Jammu Heat amid Pandemic

Dr Farooq Ahmad Peer
Jammu – a land of brutal summers where the summer steps on to the fore front with its first visuals in the month of March slowly and steadily creeps into the main frame in the month of April and then finally establishes its firm grip in the month of May. This year, mercury in the winter capital has stepped on the gas as expected in the month of May. Earlier, in the month of April the mercury fluctuated and played cat and mouse around 30 to 34 degrees. During May the temperature started to rise up and over and finally the extreme hot days of the season started to ensnare people with their might.
The Pandemic of Coronovirus has affected day to day life and is slowing down the global economy. This pandemic has affected thousands of peoples, who are either sick or are being killed due to the spread of this disease. The most common symptoms of this viral infection are fever, cold, cough, bone pain and breathing problems, and ultimately leading to pneumonia. This, being a new viral disease affecting humans for the first time, vaccines are not yet available. Thus, the emphasis is on taking extensive precautions such as extensive hygiene protocol (e.g., regularly washing of hands and togetherness, social distancing, and wearing of masks, and so on. This virus is spreading rapidly. The most common symptoms of this viral infection are fever, cold, cough, bone pain and breathing problems, and ultimately leading to pneumonia. This, being a new viral disease affecting humans for the first time, vaccines are not yet available.

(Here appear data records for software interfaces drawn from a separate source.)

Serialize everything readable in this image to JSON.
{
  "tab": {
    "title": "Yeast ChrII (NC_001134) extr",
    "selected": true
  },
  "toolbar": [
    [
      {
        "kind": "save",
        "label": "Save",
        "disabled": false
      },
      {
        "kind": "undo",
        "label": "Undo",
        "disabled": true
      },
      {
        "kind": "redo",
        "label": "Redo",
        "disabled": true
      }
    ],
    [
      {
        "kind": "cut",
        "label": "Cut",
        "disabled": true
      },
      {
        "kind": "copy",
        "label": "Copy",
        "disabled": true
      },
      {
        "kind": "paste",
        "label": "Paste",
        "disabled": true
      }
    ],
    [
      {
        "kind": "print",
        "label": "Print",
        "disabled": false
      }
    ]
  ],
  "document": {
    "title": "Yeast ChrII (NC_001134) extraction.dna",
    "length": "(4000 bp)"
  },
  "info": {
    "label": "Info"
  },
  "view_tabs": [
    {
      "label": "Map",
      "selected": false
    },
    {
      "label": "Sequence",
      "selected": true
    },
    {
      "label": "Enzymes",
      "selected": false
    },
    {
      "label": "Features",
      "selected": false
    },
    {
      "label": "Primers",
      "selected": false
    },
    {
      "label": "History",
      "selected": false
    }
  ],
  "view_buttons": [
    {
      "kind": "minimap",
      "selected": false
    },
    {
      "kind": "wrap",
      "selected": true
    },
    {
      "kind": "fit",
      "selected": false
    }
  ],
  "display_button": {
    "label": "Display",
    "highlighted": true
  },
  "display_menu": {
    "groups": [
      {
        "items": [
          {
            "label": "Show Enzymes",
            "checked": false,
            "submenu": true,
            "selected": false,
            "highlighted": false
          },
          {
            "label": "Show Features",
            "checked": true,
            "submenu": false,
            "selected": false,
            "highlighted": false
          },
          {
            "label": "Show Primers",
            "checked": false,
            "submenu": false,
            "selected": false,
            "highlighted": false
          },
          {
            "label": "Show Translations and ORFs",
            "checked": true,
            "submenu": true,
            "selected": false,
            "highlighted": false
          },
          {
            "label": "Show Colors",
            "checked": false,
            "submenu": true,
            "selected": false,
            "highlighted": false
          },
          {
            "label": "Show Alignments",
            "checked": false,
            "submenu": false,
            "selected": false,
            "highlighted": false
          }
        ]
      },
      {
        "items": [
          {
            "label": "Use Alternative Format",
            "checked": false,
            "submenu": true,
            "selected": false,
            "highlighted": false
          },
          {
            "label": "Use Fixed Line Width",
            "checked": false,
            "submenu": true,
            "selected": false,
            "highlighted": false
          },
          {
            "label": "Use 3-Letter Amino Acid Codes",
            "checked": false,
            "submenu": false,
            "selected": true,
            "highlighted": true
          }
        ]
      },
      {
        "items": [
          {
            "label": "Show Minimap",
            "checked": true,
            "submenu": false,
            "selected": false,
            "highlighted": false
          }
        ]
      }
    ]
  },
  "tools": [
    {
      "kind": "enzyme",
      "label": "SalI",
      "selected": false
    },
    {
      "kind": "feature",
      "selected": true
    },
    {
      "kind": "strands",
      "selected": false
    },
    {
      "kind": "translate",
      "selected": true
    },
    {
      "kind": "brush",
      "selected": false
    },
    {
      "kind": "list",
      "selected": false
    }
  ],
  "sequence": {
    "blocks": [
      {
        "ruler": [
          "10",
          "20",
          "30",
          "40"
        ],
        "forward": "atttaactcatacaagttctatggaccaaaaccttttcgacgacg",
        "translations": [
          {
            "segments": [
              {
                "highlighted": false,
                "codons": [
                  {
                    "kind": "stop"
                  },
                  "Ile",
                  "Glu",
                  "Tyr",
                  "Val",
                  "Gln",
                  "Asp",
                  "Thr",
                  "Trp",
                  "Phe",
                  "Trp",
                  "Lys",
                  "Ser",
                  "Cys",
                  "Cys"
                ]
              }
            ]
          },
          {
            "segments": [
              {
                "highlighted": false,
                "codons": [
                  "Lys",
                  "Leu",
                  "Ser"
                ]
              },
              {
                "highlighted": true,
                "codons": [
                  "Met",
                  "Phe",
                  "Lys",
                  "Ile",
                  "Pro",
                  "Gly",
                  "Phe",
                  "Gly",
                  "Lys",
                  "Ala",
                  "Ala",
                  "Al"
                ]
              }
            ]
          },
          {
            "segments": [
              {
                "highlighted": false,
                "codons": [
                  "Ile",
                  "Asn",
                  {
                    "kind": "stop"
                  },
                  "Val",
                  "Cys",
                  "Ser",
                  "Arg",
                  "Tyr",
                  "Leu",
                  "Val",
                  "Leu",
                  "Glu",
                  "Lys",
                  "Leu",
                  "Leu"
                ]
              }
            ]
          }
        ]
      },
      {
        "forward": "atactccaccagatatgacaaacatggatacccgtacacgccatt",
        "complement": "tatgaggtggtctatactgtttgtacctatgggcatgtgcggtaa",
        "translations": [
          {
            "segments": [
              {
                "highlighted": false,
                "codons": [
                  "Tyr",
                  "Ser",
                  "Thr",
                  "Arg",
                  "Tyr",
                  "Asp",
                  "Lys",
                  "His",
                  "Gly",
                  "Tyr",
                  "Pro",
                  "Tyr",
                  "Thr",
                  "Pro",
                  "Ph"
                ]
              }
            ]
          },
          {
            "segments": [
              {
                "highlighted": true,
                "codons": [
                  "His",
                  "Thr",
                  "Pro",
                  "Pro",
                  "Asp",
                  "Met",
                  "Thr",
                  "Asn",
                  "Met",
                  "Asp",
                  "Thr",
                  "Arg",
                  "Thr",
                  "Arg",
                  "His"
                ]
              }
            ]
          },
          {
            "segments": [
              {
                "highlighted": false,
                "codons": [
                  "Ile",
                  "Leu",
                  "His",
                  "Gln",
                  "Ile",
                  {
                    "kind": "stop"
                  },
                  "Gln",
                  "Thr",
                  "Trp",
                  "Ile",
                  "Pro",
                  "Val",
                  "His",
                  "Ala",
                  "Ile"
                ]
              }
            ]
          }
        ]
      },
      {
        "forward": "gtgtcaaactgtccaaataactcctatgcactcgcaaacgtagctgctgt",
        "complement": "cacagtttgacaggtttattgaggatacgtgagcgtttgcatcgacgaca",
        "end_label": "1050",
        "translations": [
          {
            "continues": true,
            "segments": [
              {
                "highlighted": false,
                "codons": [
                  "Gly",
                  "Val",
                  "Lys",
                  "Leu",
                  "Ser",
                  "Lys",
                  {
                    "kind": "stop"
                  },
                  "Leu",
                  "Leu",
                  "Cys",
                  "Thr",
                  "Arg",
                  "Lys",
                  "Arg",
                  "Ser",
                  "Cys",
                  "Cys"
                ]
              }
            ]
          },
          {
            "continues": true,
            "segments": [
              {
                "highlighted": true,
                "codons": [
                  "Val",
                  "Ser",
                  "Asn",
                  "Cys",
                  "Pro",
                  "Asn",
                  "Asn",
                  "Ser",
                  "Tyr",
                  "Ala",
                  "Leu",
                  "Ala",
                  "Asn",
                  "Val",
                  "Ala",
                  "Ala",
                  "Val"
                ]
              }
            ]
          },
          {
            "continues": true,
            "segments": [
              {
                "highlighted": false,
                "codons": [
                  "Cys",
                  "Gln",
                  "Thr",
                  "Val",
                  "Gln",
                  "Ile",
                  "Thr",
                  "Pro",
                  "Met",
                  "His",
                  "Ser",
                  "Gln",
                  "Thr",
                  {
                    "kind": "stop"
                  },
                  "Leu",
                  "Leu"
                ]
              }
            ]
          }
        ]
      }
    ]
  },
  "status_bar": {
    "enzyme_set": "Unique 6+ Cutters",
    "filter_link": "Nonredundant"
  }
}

The Pandemic has already disturbed and aghasted the life of people and simultaneously the month of June is proving terrible for Jammuties as the sweltering heat has risen unexpectedly. The brutal sun has created a havoc of problems for the Jammu people. Heat strokes, profuse sweating, dizziness, laziness have all bothered the people of Jammu to the uppermost extent. In certain cases people are seen, resting under trees, trying to find shade under the structures, deliberately entering a centrally air conditioned places. Usually during heat, women, men and children would inculcate poles apart trends to beat the heat but the fear of Pandemic has discouraged everybody to take risk. Children these days mostly would hover around the canal road where the local nehr flows. A moderately wide and middling deep stream bounded by concrete, the local stream has mucky deep brown coloured water. Children almost completely naked would jump into the stream during the mid day, when the mercury soars above normal temperature, splash the water and remain in the water just like hippos do when the temperature is extreme. They would jump from moderate heights in their attempt to create ripples and drain off the heat from their bodies.
The Loo- i.e. hot winds which have created havoc and a dozen of problems. The Pandemic has become the greatest trouble maker to the people in the hard times of heat. The loo thumps the people like a hot slap in the face, and the itching can be felt for a majority of the time. Elder men, mostly construction and site workers, tie their head with a wet clothe, but the intensity of the heat sucks out almost every molecule of water from the clothe thereby giving them an ephemeral relief. Women, like the good old obsolete tried and tested way, cover their head with the traditional duppatta in order to save themselves from the ferocity of the Jammu sun. Village women, cover their newly born children with their silky duppattas. Heat doesn’t mean anything to them, but from their looks it can be ascertained and deduced that they care for their babies and they want to hoard their babies from the roasting solar source. Local young girls driving their scooty peps cover their heads with cotton mufflers, their arms wrapped in cotton sleeves and their eyes hidden behind the black shades. Nowadays people normally wear masks due to Pandemic which tightens their breathing and hell of heat has made life miserable. The Pandemic has restricted people from hovering around the Banta (the traditional lemon soda electrolyte) stalls and their owners would serve ice cold Banta with a smile, shikanji (another traditional icy drink) which is absent due to Coronovirus. Local stalls also would sell icy cold water melons with a pinch of lemon. Local ice cream shops would make brisk sales, due to the number of local people who continuously flock the arenas. Water coolers, installed at every nook and corner would find a beeline of water thirsty people. The local electrolyte tastes like sacred water, a shady place like heaven and the disappearance of sun surely resembles rapture. In short Jammu has transformed into a burning well.
Nevertheless, people have lived with this heat for years as Kashmiris live with terrible cold during winter and until the world ends, the local population- a carpenter, a painter, a small scale vendor, will have to live and deal with it. Over the years young and old have found ways to encounter it and fight the tough battle. This battle will continue for the years to continue; it will never stop. No doubt people blame phenomenon’s like the global warming, or increase in air conditioners which release CFC’s into the atmosphere as possible reasons for this heat wave, but the actuality remains that heat is a part of Jammuites and they would have to deal with it. Water soaked duppattas and clothes, swimming in local streams, covering forearms could be the possible ways to encounter the ferocious and unforgiving sun, but more than that, there remains a will to survive and fight through and conquer the heat.